Finding lensed direct-collapse black holes and supermassive primordial stars

TL;DR

This paper estimates how wide-field infrared surveys with Euclid, RST, and JWST could detect strongly lensed direct-collapse black holes and primordial stars at high redshifts, highlighting the importance of gravitational lensing in revealing these objects.

Contribution

It provides the first estimates of the minimum number density of strongly lensed DCBHs and primordial stars needed for detection in upcoming large-scale surveys.

Findings

Potential to find hundreds of lensed DCBHs at z=7-20.

RST likely to detect more at z<10, JWST at higher z.

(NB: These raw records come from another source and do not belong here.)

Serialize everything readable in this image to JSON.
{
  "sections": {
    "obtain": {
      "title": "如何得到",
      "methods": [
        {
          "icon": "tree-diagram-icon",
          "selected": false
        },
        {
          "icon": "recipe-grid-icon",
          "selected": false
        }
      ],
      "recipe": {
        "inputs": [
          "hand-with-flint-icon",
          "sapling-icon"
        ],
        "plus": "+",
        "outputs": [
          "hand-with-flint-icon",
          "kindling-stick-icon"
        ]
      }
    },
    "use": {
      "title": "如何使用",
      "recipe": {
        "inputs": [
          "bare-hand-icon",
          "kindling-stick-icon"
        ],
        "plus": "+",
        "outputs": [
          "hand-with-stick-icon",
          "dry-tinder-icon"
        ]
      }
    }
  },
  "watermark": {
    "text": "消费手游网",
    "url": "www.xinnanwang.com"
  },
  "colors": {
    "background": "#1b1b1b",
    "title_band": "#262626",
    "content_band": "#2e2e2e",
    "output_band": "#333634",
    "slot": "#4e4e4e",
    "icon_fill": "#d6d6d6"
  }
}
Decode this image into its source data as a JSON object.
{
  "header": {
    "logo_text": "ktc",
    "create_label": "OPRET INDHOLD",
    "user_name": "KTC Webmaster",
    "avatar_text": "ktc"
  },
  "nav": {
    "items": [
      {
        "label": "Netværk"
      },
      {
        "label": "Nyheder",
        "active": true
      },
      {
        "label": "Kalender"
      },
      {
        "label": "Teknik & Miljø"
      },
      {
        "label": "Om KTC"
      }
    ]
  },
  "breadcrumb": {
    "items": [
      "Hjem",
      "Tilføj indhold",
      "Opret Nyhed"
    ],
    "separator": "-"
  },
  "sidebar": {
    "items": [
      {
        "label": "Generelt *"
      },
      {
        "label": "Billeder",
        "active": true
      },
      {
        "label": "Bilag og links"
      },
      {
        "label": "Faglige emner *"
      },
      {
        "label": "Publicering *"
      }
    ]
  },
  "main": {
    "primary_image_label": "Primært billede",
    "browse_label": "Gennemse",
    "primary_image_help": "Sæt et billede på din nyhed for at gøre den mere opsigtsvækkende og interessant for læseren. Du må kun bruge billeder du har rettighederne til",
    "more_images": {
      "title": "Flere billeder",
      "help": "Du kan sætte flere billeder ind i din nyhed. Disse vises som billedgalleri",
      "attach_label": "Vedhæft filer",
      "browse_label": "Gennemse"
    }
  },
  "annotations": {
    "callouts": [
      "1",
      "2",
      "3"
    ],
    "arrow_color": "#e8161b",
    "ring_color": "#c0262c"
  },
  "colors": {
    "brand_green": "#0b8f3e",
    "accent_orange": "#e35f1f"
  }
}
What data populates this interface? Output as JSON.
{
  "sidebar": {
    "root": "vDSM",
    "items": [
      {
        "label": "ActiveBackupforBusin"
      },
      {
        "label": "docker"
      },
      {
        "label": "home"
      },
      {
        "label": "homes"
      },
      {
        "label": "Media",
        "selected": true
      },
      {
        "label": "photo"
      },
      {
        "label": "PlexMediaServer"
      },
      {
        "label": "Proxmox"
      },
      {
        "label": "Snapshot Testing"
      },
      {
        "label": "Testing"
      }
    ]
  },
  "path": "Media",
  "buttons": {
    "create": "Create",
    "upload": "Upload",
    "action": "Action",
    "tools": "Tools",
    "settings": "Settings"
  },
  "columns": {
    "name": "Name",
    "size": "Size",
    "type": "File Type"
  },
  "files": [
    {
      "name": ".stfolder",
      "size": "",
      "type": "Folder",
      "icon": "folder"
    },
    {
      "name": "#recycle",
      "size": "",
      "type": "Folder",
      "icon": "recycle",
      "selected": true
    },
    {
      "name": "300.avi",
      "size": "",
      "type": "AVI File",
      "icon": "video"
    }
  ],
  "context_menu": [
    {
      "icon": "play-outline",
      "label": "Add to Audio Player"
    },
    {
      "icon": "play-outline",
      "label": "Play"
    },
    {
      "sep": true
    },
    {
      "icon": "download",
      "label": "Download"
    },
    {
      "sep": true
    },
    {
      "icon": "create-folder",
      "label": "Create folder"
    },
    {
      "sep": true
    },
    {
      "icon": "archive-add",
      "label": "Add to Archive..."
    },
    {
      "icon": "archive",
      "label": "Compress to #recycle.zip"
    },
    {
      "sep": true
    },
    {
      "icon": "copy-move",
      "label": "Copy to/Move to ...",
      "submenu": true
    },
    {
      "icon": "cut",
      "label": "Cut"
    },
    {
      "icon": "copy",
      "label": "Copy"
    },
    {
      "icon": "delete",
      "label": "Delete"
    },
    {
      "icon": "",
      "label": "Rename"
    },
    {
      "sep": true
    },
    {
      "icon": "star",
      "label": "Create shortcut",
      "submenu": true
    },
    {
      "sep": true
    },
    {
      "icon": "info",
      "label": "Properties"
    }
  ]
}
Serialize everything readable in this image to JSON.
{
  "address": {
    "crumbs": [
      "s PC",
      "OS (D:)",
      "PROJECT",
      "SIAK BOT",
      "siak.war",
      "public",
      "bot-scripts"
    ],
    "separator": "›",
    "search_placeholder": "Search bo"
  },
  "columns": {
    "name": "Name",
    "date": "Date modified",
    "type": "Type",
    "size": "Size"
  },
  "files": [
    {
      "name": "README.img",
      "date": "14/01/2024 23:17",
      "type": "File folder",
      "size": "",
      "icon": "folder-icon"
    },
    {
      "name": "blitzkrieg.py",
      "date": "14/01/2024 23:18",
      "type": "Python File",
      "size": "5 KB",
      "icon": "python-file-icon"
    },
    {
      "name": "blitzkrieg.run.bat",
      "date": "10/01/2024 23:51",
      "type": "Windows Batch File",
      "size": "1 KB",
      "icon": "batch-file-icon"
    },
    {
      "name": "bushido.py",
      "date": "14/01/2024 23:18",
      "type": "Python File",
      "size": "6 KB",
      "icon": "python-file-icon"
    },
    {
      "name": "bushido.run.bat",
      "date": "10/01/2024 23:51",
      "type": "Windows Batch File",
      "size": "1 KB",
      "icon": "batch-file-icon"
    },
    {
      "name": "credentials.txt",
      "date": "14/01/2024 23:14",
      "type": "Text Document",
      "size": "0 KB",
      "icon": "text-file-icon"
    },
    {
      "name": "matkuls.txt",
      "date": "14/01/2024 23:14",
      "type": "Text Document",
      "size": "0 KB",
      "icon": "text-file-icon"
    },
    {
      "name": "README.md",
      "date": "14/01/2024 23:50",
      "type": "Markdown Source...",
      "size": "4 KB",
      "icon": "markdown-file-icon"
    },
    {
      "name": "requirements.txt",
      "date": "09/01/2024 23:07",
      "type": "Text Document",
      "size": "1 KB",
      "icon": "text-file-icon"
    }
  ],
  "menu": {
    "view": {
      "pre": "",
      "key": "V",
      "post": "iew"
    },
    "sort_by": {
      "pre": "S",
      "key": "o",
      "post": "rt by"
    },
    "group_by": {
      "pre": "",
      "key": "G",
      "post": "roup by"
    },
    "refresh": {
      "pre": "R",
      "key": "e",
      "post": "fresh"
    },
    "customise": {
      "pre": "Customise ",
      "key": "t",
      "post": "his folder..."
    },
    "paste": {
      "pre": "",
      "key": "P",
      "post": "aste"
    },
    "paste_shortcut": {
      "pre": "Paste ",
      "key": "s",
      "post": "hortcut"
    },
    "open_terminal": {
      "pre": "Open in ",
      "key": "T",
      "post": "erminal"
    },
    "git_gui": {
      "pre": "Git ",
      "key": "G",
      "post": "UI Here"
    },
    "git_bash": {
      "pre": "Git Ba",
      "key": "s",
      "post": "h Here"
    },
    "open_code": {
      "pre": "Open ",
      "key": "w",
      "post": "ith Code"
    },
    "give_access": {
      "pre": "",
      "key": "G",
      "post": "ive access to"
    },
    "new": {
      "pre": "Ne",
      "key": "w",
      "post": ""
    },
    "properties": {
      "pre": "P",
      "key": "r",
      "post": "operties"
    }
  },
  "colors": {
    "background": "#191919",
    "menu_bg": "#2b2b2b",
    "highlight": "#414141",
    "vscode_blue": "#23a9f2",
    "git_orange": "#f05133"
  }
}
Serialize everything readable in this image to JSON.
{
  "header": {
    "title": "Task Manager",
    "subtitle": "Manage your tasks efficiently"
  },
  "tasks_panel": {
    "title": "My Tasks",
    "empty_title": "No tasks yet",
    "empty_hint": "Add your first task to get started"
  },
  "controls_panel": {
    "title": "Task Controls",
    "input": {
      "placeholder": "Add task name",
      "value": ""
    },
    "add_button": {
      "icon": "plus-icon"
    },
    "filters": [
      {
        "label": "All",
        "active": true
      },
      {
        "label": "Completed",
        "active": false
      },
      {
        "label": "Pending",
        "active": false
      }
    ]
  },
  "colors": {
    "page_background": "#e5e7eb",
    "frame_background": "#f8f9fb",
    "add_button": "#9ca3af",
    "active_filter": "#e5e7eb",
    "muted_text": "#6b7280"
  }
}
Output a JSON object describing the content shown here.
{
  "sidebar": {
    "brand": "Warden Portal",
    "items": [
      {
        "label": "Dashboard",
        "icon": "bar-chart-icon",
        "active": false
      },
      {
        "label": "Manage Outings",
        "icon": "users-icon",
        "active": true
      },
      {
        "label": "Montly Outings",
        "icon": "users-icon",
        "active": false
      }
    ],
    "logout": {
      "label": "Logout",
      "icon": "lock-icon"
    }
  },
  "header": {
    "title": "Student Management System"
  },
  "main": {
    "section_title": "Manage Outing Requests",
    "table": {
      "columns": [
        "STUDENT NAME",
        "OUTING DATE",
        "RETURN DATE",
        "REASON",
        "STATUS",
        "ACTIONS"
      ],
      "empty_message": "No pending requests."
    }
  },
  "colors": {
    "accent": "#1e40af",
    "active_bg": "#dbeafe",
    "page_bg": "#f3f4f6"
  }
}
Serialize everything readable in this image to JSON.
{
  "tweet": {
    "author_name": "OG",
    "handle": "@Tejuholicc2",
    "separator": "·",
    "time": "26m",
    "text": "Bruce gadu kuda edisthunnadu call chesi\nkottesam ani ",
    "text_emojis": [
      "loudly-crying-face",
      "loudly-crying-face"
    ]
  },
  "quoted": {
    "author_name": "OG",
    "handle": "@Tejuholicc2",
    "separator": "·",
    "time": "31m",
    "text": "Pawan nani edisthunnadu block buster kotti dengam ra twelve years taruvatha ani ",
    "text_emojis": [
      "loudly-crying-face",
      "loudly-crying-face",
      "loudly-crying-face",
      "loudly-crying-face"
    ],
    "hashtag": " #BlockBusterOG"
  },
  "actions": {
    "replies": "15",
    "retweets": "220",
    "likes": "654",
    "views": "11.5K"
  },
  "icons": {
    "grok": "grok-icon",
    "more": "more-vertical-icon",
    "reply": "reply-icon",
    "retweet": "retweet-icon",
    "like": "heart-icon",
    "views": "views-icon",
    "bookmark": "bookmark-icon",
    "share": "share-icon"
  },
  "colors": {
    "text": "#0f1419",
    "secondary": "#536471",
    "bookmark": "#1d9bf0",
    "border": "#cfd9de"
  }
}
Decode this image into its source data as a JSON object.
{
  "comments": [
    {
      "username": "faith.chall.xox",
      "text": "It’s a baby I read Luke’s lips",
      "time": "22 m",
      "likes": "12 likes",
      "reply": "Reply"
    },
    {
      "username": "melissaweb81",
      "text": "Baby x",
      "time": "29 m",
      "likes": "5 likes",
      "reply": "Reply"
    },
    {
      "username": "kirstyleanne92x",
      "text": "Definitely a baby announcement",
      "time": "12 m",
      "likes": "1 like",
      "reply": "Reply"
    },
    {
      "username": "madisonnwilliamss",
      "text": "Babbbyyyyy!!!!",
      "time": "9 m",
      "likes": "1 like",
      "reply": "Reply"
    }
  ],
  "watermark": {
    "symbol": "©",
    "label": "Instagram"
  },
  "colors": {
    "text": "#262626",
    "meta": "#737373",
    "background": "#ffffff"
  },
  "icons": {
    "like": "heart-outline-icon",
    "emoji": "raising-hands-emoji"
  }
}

Fewer primordial stars due to short lifetimes.

Abstract

Direct-collapse black holes (DCBHs) may be the seeds of the first quasars, over 200 of which have now been detected at $z > 6$ . The James Webb Space Telescope (JWST) could detect DCBHs in the near infrared (NIR) at $z \lesssim 20$ and probe the evolution of primordial quasars at their earliest stages, but only in narrow fields that may not capture many of them. Wide-field NIR surveys by Euclid and the Nancy Grace Roman Survey Telescope (RST) would enclose far greater numbers of DCBHs but only directly detect them at $z \lesssim 6 - 8$ because of their lower sensitivities. However, their large survey areas will cover thousands of galaxy clusters and massive galaxies that could gravitationally lense flux from DCBHs, boosting them above current Euclid and RST detection limits and revealing more of them than could otherwise be detected. Here, we estimate the minimum number density of strongly lensed DCBHs and supermassive primordial stars required for detection in surveys by Euclid, RST and JWST at $z \lesssim 20$. We find that for reasonable estimates of host halo numbers RST, Euclid, and JWST could potentially find hundreds of strongly-lensed DCBHs at $z = 7 - 20$. RST would detect the most objects at $z \lesssim 10$ and JWST would find the most at higher redshifts. Lensed supermassive primordial stars could potentially also be found, but in fewer numbers because of their short lifetimes.